Education: More of a Utopia Than a Right?

(CAFRED thanks Sr. Gabriel Gasteazoro for submitting the following article. Articles submitted by third parties do not necessarily reflect the views of CAFRED and cited data may or may not have been verified by CAFRED. CAFRED welcomes comments addressing points raised in the article. We encourage submission of third-party opinion pieces in the spirit of debate about education in El Salvador and Central America.)

by Gabriel Gasteazoro, law student at Universidad Centroamaricana Jose Simeón Cañas.

El Salvador is in urgent need of intervention when it comes to education to ensure that the population overcomes a somewhat precarious lifestyle, where nutrition, shelter and security needs can’t be satisfied by the greater part of the population.
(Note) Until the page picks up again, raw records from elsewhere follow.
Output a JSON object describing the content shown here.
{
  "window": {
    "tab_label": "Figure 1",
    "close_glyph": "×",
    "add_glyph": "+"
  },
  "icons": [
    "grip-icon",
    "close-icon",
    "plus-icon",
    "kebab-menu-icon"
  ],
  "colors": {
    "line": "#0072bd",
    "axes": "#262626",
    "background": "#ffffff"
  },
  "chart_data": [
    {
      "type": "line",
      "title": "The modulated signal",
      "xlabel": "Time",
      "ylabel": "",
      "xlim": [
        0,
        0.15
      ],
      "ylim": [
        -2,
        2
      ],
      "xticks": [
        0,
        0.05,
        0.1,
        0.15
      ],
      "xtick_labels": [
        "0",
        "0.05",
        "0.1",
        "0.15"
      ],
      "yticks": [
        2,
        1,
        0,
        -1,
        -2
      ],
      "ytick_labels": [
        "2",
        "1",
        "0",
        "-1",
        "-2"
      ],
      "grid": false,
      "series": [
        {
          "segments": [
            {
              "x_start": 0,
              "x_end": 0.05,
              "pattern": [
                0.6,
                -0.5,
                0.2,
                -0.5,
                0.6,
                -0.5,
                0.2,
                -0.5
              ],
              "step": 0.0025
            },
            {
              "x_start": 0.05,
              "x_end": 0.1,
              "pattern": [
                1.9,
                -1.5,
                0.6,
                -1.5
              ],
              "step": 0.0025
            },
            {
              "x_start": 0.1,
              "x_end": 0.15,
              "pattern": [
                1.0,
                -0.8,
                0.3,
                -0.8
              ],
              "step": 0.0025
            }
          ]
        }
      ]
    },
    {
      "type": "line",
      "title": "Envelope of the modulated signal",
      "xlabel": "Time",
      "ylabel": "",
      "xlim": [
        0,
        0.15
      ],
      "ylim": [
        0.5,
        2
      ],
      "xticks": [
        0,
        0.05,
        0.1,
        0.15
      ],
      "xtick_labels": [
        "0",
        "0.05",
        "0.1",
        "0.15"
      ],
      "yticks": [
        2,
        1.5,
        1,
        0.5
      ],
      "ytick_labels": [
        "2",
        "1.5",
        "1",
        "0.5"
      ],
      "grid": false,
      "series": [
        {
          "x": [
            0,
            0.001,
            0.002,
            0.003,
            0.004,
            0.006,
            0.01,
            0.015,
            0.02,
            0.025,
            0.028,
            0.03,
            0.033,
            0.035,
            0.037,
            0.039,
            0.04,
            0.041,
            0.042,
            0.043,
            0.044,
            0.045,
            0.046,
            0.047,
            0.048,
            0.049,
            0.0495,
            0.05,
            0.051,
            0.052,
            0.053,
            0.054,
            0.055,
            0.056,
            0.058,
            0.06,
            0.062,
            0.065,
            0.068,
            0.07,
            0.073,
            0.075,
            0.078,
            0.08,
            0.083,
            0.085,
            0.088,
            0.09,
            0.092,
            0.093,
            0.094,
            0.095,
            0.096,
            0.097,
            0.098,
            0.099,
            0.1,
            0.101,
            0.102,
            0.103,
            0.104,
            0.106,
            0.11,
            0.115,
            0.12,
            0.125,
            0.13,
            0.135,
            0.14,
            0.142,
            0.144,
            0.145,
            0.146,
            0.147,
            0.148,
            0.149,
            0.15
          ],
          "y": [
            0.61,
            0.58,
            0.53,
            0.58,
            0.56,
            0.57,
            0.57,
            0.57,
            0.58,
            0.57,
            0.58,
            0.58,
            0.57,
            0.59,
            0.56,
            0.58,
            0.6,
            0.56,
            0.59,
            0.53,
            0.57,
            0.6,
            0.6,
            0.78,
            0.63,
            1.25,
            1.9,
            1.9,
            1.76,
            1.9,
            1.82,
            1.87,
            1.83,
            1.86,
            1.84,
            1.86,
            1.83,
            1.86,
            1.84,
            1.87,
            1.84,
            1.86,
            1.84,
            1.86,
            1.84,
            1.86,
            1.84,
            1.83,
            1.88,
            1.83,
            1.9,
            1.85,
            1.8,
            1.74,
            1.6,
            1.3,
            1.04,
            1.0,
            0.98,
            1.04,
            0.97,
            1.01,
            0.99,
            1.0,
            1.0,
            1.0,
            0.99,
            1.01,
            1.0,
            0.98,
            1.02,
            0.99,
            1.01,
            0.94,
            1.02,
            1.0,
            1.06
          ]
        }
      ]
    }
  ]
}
Many people pose the question: “What benefits will an investment in education bring?”  The answer to this question is pretty straight forward.  An investment in education would make sure young people and adults (as many adults wish to complete their studies, regardless of age) are better prepared, allowing them better employment and higher salaries.  2010 statistics from MINEC (the Salvadoran Ministry of Economy) and DIGESTYC (Salvadoran Office Census Data and Statistics) show that people with four or fewer years of education earned an average salary of $184 monthly, compared to people with twelve or more years of education who earned an average salary of  $631 monthly. Better access to education guarantees a greater possibility of obtaining a more economically sound lifestyle.

Wen Jiabao,  China’s Premier, made ten recommendations at the beginning of 2012, advising countries with similar characteristics to Guatemala how to overcome certain weak points to emerge with a better quality of life for their inhabitants and a better national economies.  Among these recommendations was to quintuple the current investment in education in order to specialize more of the population in technical areas, which would in effect better the country’s economy.

El Salvador is a small country with a high illiteracy rate.  Out of the total population of 5,188,220, about 981,134 (almost 1/5) are illiterate. Illiteracy diminishes the chance of obtaining a decent income. Out of the almost 1/5 of the population that suffer from illiteracy, 543,822 (more than half) are from rural areas  (Population census, El Salvador, 2007). Rural areas are the most vulnerable and most affected by a low investment in education.

Another fact indicating the lack of educational accessibility in El Salvador is the number of inhabitants who have never benefitted from ANY formal schooling in El Salvador. 920,922 inhabitants have never attended any formal school, out of which 494,818 live in rural areas. Sadly, this segment of the population lacks any chance of a decent salary, due to its lack of an adequate “education”.

The rural sector requires an urgent increase in education related investment.  For many rural students, the closest public schools are hours by foot, thus disincentivizing these students. The teachers within these schools often only have a very basic education themselves. The schools are often in environments prone to violence, where they share the community with gang members and common delinquents.  School materials are out of date, and more often than not, add no real value to the educational experience.  Areas of study such as English or computers are unheard of;  the facilities are often damaged and cause injury to the students when attending classes.

An Investment in education could result in reversing the misconception that an excellent and secure education is nothing but a utopia, but would make it a reality. This would help guarantee that everyone could meet their full potential by having the right to an education.